In a recent study published in the Journal of Clinical Medicine, researchers evaluated coronavirus disease 2019 (COVID-19) management based on sex differences.
Background
The severe acute respiratory syndrome coronavirus 2 (SARS-CoV-2) pandemic has caused unprecedented morbidity and mortality across the globe. Previous studies have reported greater COVID-19 severity and poorer outcomes, such as ICU (intensive care unit) admissions and deaths among men. An improved understanding of the impact of gender on COVID-19 severity and outcomes could enable tailored management and thereby reduce the global health burden of COVID-19.
About the study
In the present retrospective cohort study, researchers evaluated sex-based differences in managing SARS-CoV-2 infections. The team reviewed data from SARS-CoV-2-positive individuals hospitalized at South Korean tertiary care hospitals between February 2, 2020, and March 31, 2021. Data were retrieved from electronic health records pertaining to demographic characteristics, COVID-19 symptoms prior to hospitalization, and laboratory reports at hospitalization admission.
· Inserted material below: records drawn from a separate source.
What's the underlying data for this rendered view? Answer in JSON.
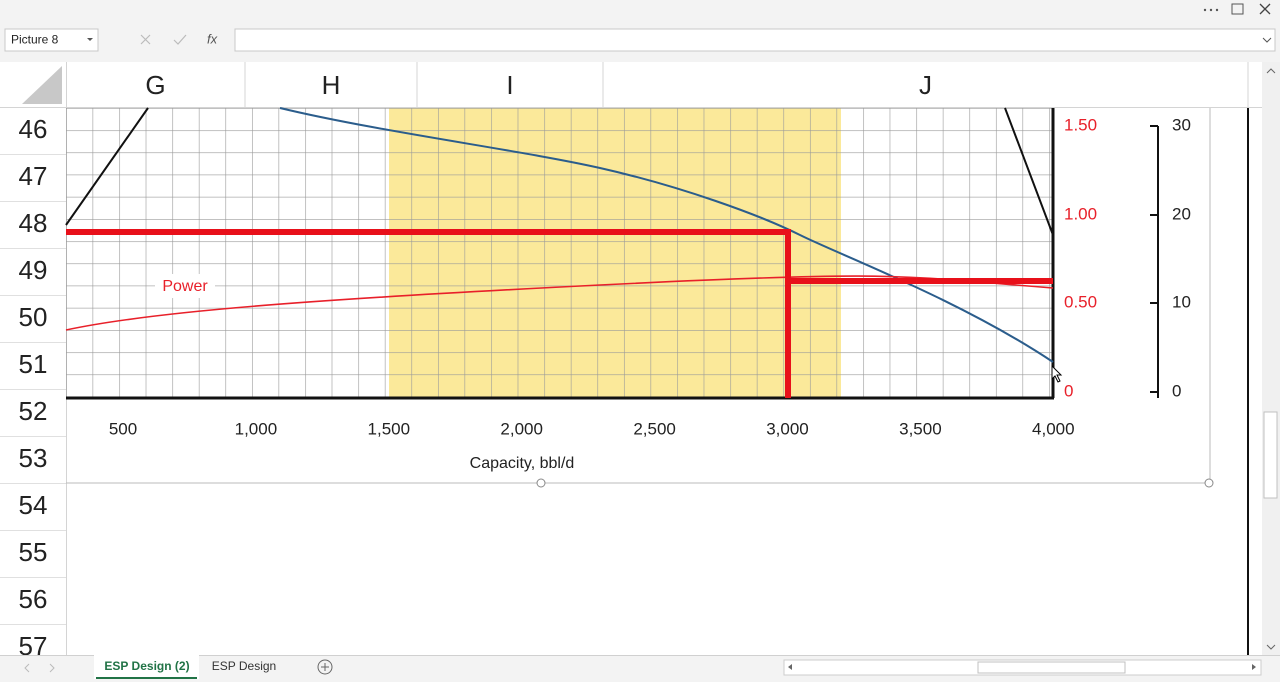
{
  "name_box": "Picture 8",
  "formula_fx": "fx",
  "columns": [
    "G",
    "H",
    "I",
    "J"
  ],
  "rows": [
    "46",
    "47",
    "48",
    "49",
    "50",
    "51",
    "52",
    "53",
    "54",
    "55",
    "56",
    "57"
  ],
  "picture": {
    "power_label": "Power",
    "x_ticks": [
      "500",
      "1,000",
      "1,500",
      "2,000",
      "2,500",
      "3,000",
      "3,500",
      "4,000"
    ],
    "x_axis_title": "Capacity, bbl/d",
    "right_red_ticks": [
      "1.50",
      "1.00",
      "0.50",
      "0"
    ],
    "right_black_ticks": [
      "30",
      "20",
      "10",
      "0"
    ]
  },
  "sheet_tabs": [
    "ESP Design (2)",
    "ESP Design"
  ]
}
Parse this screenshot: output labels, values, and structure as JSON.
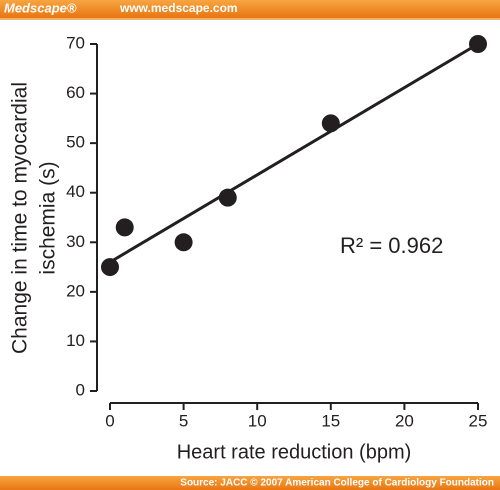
{
  "header": {
    "brand": "Medscape®",
    "url": "www.medscape.com"
  },
  "footer": {
    "source": "Source: JACC © 2007 American College of Cardiology Foundation"
  },
  "chart_data": {
    "type": "scatter",
    "x_label": "Heart rate reduction (bpm)",
    "y_label": [
      "Change in time to myocardial",
      "ischemia (s)"
    ],
    "annotation": "R² = 0.962",
    "x": [
      0,
      1,
      5,
      8,
      15,
      25
    ],
    "values": [
      25,
      33,
      30,
      39,
      54,
      70
    ],
    "color": "#231f20",
    "trendline": {
      "x": [
        0,
        25
      ],
      "y": [
        26,
        70
      ]
    },
    "xlim": [
      0,
      25
    ],
    "xticks": [
      0,
      5,
      10,
      15,
      20,
      25
    ],
    "ylim": [
      0,
      70
    ],
    "yticks": [
      0,
      10,
      20,
      30,
      40,
      50,
      60,
      70
    ],
    "grid": false
  }
}
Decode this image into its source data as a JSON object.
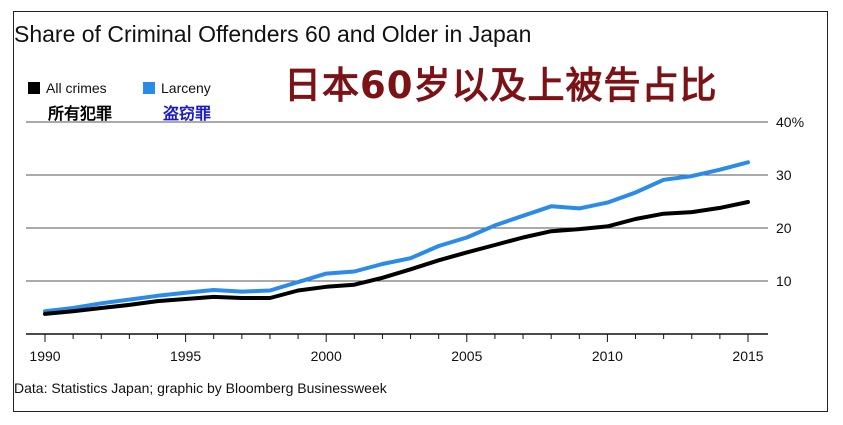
{
  "title": "Share of Criminal Offenders 60 and Older in Japan",
  "title_cn": "日本60岁以及上被告占比",
  "source": "Data: Statistics Japan; graphic by Bloomberg Businessweek",
  "legend": [
    {
      "label": "All crimes",
      "label_cn": "所有犯罪",
      "color": "#000000"
    },
    {
      "label": "Larceny",
      "label_cn": "盗窃罪",
      "color": "#2b8be8"
    }
  ],
  "colors": {
    "cn_title": "#7a1216",
    "cn_larceny_label": "#1a1ac8",
    "grid": "#555555"
  },
  "chart_data": {
    "type": "line",
    "title": "Share of Criminal Offenders 60 and Older in Japan",
    "x": [
      1990,
      1991,
      1992,
      1993,
      1994,
      1995,
      1996,
      1997,
      1998,
      1999,
      2000,
      2001,
      2002,
      2003,
      2004,
      2005,
      2006,
      2007,
      2008,
      2009,
      2010,
      2011,
      2012,
      2013,
      2014,
      2015
    ],
    "series": [
      {
        "name": "All crimes",
        "color": "#000000",
        "values": [
          3.8,
          4.3,
          4.9,
          5.5,
          6.2,
          6.6,
          7.0,
          6.8,
          6.8,
          8.2,
          8.9,
          9.3,
          10.6,
          12.2,
          13.9,
          15.4,
          16.8,
          18.2,
          19.4,
          19.8,
          20.3,
          21.7,
          22.7,
          23.0,
          23.8,
          24.9
        ]
      },
      {
        "name": "Larceny",
        "color": "#2b8be8",
        "values": [
          4.3,
          4.9,
          5.8,
          6.5,
          7.2,
          7.8,
          8.3,
          8.0,
          8.2,
          9.8,
          11.4,
          11.8,
          13.2,
          14.3,
          16.6,
          18.2,
          20.5,
          22.3,
          24.1,
          23.7,
          24.8,
          26.7,
          29.1,
          29.8,
          31.0,
          32.4
        ]
      }
    ],
    "xticks": [
      "1990",
      "1995",
      "2000",
      "2005",
      "2010",
      "2015"
    ],
    "yticks": [
      "10",
      "20",
      "30",
      "40%"
    ],
    "xlim": [
      1990,
      2015
    ],
    "ylim": [
      0,
      40
    ],
    "grid": "horizontal",
    "legend_position": "top-left",
    "y_axis_side": "right"
  }
}
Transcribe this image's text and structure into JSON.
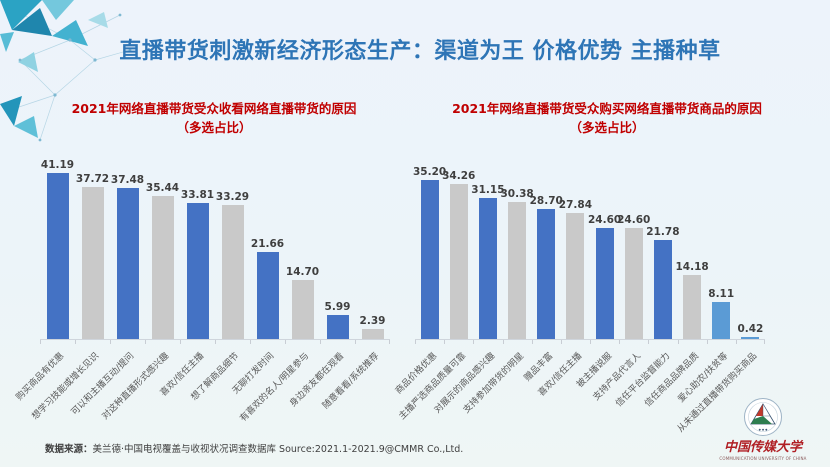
{
  "slide": {
    "title": "直播带货刺激新经济形态生产：渠道为王 价格优势 主播种草",
    "source_label": "数据来源：",
    "source_text": "美兰德·中国电视覆盖与收视状况调查数据库 Source:2021.1-2021.9@CMMR Co.,Ltd.",
    "colors": {
      "title_blue": "#2e75b6",
      "chart_title_red": "#c00000",
      "bar_blue": "#4472c4",
      "bar_gray": "#c9c9c9",
      "bar_light_blue": "#5b9bd5",
      "background": "#edf3fb"
    }
  },
  "logo": {
    "name": "中国传媒大学",
    "caption": "COMMUNICATION UNIVERSITY OF CHINA"
  },
  "chart_data": [
    {
      "type": "bar",
      "title": "2021年网络直播带货受众收看网络直播带货的原因",
      "subtitle": "（多选占比）",
      "categories": [
        "购买商品有优惠",
        "想学习技能或增长见识",
        "可以和主播互动/提问",
        "对这种直播形式感兴趣",
        "喜欢/信任主播",
        "想了解商品细节",
        "无聊打发时间",
        "有喜欢的名人/明星参与",
        "身边亲友都在观看",
        "随意看看/系统推荐"
      ],
      "values": [
        41.19,
        37.72,
        37.48,
        35.44,
        33.81,
        33.29,
        21.66,
        14.7,
        5.99,
        2.39
      ],
      "value_labels": [
        "41.19",
        "37.72",
        "37.48",
        "35.44",
        "33.81",
        "33.29",
        "21.66",
        "14.70",
        "5.99",
        "2.39"
      ],
      "bar_colors": [
        "#4472c4",
        "#c9c9c9",
        "#4472c4",
        "#c9c9c9",
        "#4472c4",
        "#c9c9c9",
        "#4472c4",
        "#c9c9c9",
        "#4472c4",
        "#c9c9c9"
      ],
      "xlabel": "",
      "ylabel": "",
      "ylim": [
        0,
        45
      ],
      "grid": false,
      "legend": "none",
      "data_labels": "above bars"
    },
    {
      "type": "bar",
      "title": "2021年网络直播带货受众购买网络直播带货商品的原因",
      "subtitle": "（多选占比）",
      "categories": [
        "商品价格优惠",
        "主播严选商品质量可靠",
        "对展示的商品感兴趣",
        "支持参加带货的明星",
        "赠品丰富",
        "喜欢/信任主播",
        "被主播说服",
        "支持产品代言人",
        "信任平台监督能力",
        "信任商品品牌品质",
        "爱心助农/扶贫等",
        "从未通过直播带货购买商品"
      ],
      "values": [
        35.2,
        34.26,
        31.15,
        30.38,
        28.7,
        27.84,
        24.6,
        24.6,
        21.78,
        14.18,
        8.11,
        0.42
      ],
      "value_labels": [
        "35.20",
        "34.26",
        "31.15",
        "30.38",
        "28.70",
        "27.84",
        "24.60",
        "24.60",
        "21.78",
        "14.18",
        "8.11",
        "0.42"
      ],
      "bar_colors": [
        "#4472c4",
        "#c9c9c9",
        "#4472c4",
        "#c9c9c9",
        "#4472c4",
        "#c9c9c9",
        "#4472c4",
        "#c9c9c9",
        "#4472c4",
        "#c9c9c9",
        "#5b9bd5",
        "#5b9bd5"
      ],
      "xlabel": "",
      "ylabel": "",
      "ylim": [
        0,
        40
      ],
      "grid": false,
      "legend": "none",
      "data_labels": "above bars"
    }
  ]
}
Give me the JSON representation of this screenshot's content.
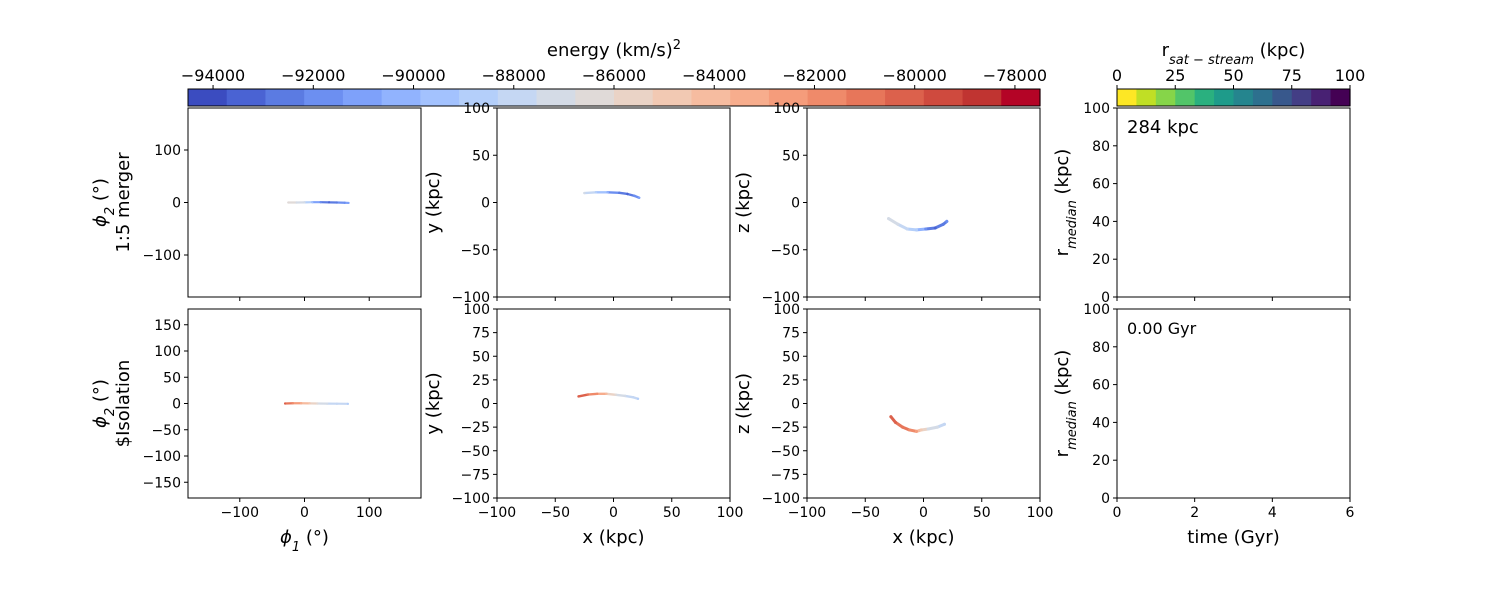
{
  "chart_data": {
    "type": "scatter",
    "figure_kind": "multi-panel stream simulation snapshot",
    "colorbars": [
      {
        "id": "energy",
        "label": "energy (km/s)²",
        "label_base": "energy (km/s)",
        "label_sup": "2",
        "range": [
          -94500,
          -77500
        ],
        "ticks": [
          -94000,
          -92000,
          -90000,
          -88000,
          -86000,
          -84000,
          -82000,
          -80000,
          -78000
        ],
        "tick_labels": [
          "−94000",
          "−92000",
          "−90000",
          "−88000",
          "−86000",
          "−84000",
          "−82000",
          "−80000",
          "−78000"
        ],
        "colormap": "coolwarm",
        "levels": 25,
        "colors": [
          "#3b4cc0",
          "#4a63d3",
          "#5b7be2",
          "#6c8ff1",
          "#7ea1fa",
          "#91b3fe",
          "#a3c2fe",
          "#b4cffa",
          "#c5d7f3",
          "#d4dbe6",
          "#e0dad8",
          "#ead3c6",
          "#f2c9b3",
          "#f6bca0",
          "#f7ad8d",
          "#f59c7b",
          "#ef8a6a",
          "#e7765a",
          "#dc614c",
          "#cf4a3e",
          "#c03431",
          "#b40426"
        ]
      },
      {
        "id": "r_sat_stream",
        "label": "r_sat−stream (kpc)",
        "label_base": "r",
        "label_sub": "sat − stream",
        "label_unit": " (kpc)",
        "range": [
          0,
          100
        ],
        "ticks": [
          0,
          25,
          50,
          75,
          100
        ],
        "tick_labels": [
          "0",
          "25",
          "50",
          "75",
          "100"
        ],
        "colormap": "viridis_r",
        "colors": [
          "#fde725",
          "#c0df25",
          "#86d549",
          "#52c569",
          "#2ab07f",
          "#1e9b8a",
          "#25858e",
          "#2d708e",
          "#38588c",
          "#433e85",
          "#482173",
          "#440154"
        ]
      }
    ],
    "rows": [
      {
        "name_line1": "1:5 merger",
        "phi_xlim": [
          -180,
          180
        ],
        "phi_ylim": [
          -180,
          180
        ],
        "phi_yticks": [
          100,
          0,
          -100
        ],
        "phi_points": [
          [
            -25,
            0,
            -86500
          ],
          [
            -12,
            0,
            -86800
          ],
          [
            0,
            0.3,
            -87500
          ],
          [
            12,
            0.6,
            -89500
          ],
          [
            25,
            0.6,
            -92000
          ],
          [
            38,
            0.3,
            -93000
          ],
          [
            50,
            0,
            -92500
          ],
          [
            62,
            -0.5,
            -91500
          ],
          [
            68,
            -0.8,
            -91000
          ]
        ],
        "xy_points": [
          [
            -25,
            10,
            -87000
          ],
          [
            -15,
            10.8,
            -88500
          ],
          [
            -5,
            10.8,
            -90500
          ],
          [
            5,
            10.2,
            -92500
          ],
          [
            12,
            9,
            -93000
          ],
          [
            18,
            7,
            -92000
          ],
          [
            22,
            5,
            -91000
          ]
        ],
        "xz_points": [
          [
            -30,
            -17,
            -87000
          ],
          [
            -22,
            -23,
            -87500
          ],
          [
            -14,
            -28,
            -88000
          ],
          [
            -6,
            -29,
            -89000
          ],
          [
            2,
            -28,
            -91500
          ],
          [
            10,
            -27,
            -93000
          ],
          [
            17,
            -23,
            -92500
          ],
          [
            20,
            -20,
            -92000
          ]
        ],
        "r_label": "284 kpc"
      },
      {
        "name_line1": "$Isolation",
        "phi_xlim": [
          -180,
          180
        ],
        "phi_ylim": [
          -180,
          180
        ],
        "phi_yticks": [
          150,
          100,
          50,
          0,
          -50,
          -100,
          -150
        ],
        "phi_points": [
          [
            -30,
            0,
            -80500
          ],
          [
            -18,
            0.5,
            -81500
          ],
          [
            -5,
            0.5,
            -83000
          ],
          [
            8,
            0.3,
            -84500
          ],
          [
            20,
            0,
            -86500
          ],
          [
            35,
            -0.3,
            -87500
          ],
          [
            50,
            -0.4,
            -88000
          ],
          [
            67,
            -0.6,
            -88500
          ]
        ],
        "xy_points": [
          [
            -30,
            7.5,
            -80000
          ],
          [
            -22,
            9.5,
            -81000
          ],
          [
            -14,
            10.3,
            -82000
          ],
          [
            -6,
            10.2,
            -84000
          ],
          [
            2,
            9.2,
            -86500
          ],
          [
            10,
            8,
            -87500
          ],
          [
            17,
            6.5,
            -88000
          ],
          [
            21,
            5,
            -88500
          ]
        ],
        "xz_points": [
          [
            -28,
            -14,
            -80000
          ],
          [
            -24,
            -20,
            -80500
          ],
          [
            -18,
            -25,
            -81000
          ],
          [
            -12,
            -28,
            -81500
          ],
          [
            -6,
            -29.5,
            -82500
          ],
          [
            -2,
            -28,
            -85000
          ],
          [
            4,
            -27,
            -87000
          ],
          [
            12,
            -25,
            -87500
          ],
          [
            18,
            -22,
            -88000
          ]
        ],
        "r_label": "0.00 Gyr"
      }
    ],
    "axes": {
      "phi_xlabel_base": "ϕ",
      "phi_xlabel_sub": "1",
      "phi_xlabel_unit": " (°)",
      "phi_ylabel_base": "ϕ",
      "phi_ylabel_sub": "2",
      "phi_ylabel_unit": " (°)",
      "phi_xticks": [
        -100,
        0,
        100
      ],
      "xyz_lim": [
        -100,
        100
      ],
      "xyz_ticks": [
        100,
        50,
        0,
        -50,
        -100
      ],
      "xyz_ticks_bottom": [
        100,
        75,
        50,
        25,
        0,
        -25,
        -50,
        -75,
        -100
      ],
      "x_ticks": [
        -100,
        -50,
        0,
        50,
        100
      ],
      "x_label": "x (kpc)",
      "y_label": "y (kpc)",
      "z_label": "z (kpc)",
      "r_ylim": [
        0,
        100
      ],
      "r_yticks": [
        0,
        20,
        40,
        60,
        80,
        100
      ],
      "r_ylabel_base": "r",
      "r_ylabel_sub": "median",
      "r_ylabel_unit": " (kpc)",
      "time_xlim": [
        0,
        6
      ],
      "time_xticks": [
        0,
        2,
        4,
        6
      ],
      "time_label": "time (Gyr)"
    }
  }
}
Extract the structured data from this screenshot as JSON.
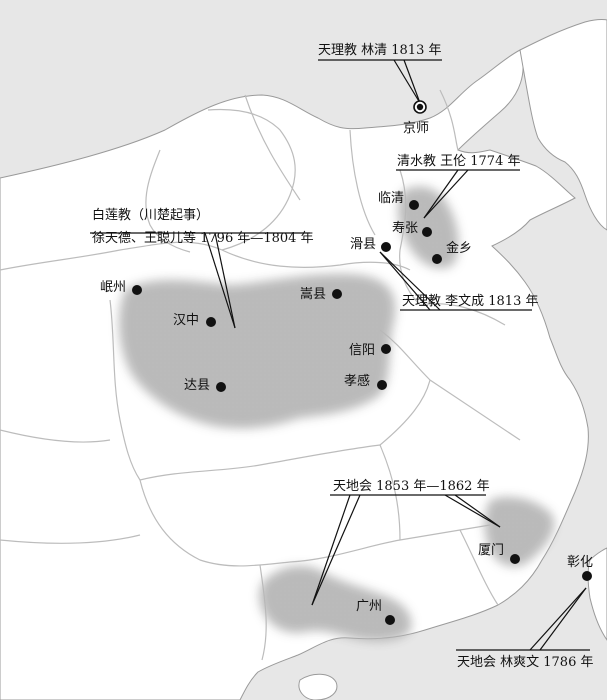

In addition, the team collected data on medical therapy received, invasive treatments (central line, arterial line, tracheostomy, mechanical ventilator support, CRRT (continuous renal replacement therapy), the DNR (do not resuscitate) file, within-hospital deaths, and hospitalization duration. SOFA (sequential organ failure assessment) scores and CFS (clinical fatigue scale) scores were used for patient evaluation. Multivariate logistic regression modeling was performed, and odds ratios (OR) were calculated for factors increasing the risk of SARS-CoV-2 infection-associated within-hospital deaths.
SARS-CoV-2 infection diagnosis was confirmed via polymerase chain reaction (PCR). Severe SARS-CoV-2 infections were those with SpO2 (oxygen saturation) below 94.0% at room temperature, a respiratory rate exceeding 30.0 breaths per minute, PaO2/FiO2 (partial pressure of oxygen divided by the fraction of inspired oxygen) ratio below 300.0 mm of Hg as determined by arterial blood gas (ABG) analysis, or pulmonary infiltration exceeding 50.0%, as determined by imaging. Critical SARS-CoV-2 infections were those presenting with multi-organ disease, septic shock, or pulmonary failure.
Findings
During the study period, 584 SARS-CoV-2-positive individuals were hospitalized, of which 52% (n=305) were women older than the male participants (58 years versus 55 years). CFS scores were lower among men than women (1.90 versus 2.20). Men more commonly presented with fever and less commonly reported sore throat; however, there were no significant differences in other initially observed clinical symptoms of SARS-CoV-2 infections.
Chronic obstructive pulmonary disease (COPD) was more commonly observed among men than women (3.90% versus 1.30%), with no statistically significant differences in any of the other comorbid conditions. Men presented with greater leukocyte counts, elevated total bilirubin, creatinine, ALT (alanine aminotransferase), and CRP (C-reactive protein).
There were no significant sex-based differences in COVID-19 severity, management, and outcomes. No significant gender-based differences were observed in oxygenation devices (nasal prongs, high-flow nasal cannulas, extracorporeal membrane oxygenation, and invasive mechanical ventilators). Likewise, the choice of medication (such as antibiotics, remdesivir, and steroids) and vasopressor type (vasopressin, dobutamine, or norepinephrine) did not significantly differ between the two groups.
No significant differences in COVID-19 severity (7.0% versus 10%) or critical SARS-CoV-2 infection prevalence (10.0% versus 8.0%) were observed among males versus females. Moreover, no significant differences were observed in the choice of invasive therapy (central line, arterial line, CRRT, or tracheostomy), with no significant differences in within-hospital deaths (3.0% versus 4.0%). Additionally, no gender-based differences were observed in the duration of hospitalization and DNR document filing. Advanced age (odds ratio 1.2), elevated leukocyte counts (odds ratio 1.5), and elevated CRP (C-reactive protein, odds ratio 1.1) levels enhanced the risk of within-hospital death.
Differences in lifestyle habits and immunological responses between females and males have been suggested. Studies have reported that viral immunological responses are stronger in females, with probable differences in the genetic composition of the X and Y chromosomes, affecting the expression of TMPRSS2 (transmembrane protease serine subtype 2) and ACE2 (angiotensin-converting enzyme 2), critical for SARS-CoV-2 entry into the host.
Drinking and smoking are more prevalent among men and may be associated with comorbid conditions such as cardiovascular diseases, cancer, and COPD. Smoking has also been linked to greater ACE2 expression. However, COVID-19 outcomes did not significantly differ by sex in the study, and further research may be performed further to explore the effects of sex on COVID-19 outcomes.
Based on the study findings, sex does not significantly impact COVID-19 clinical features and outcomes.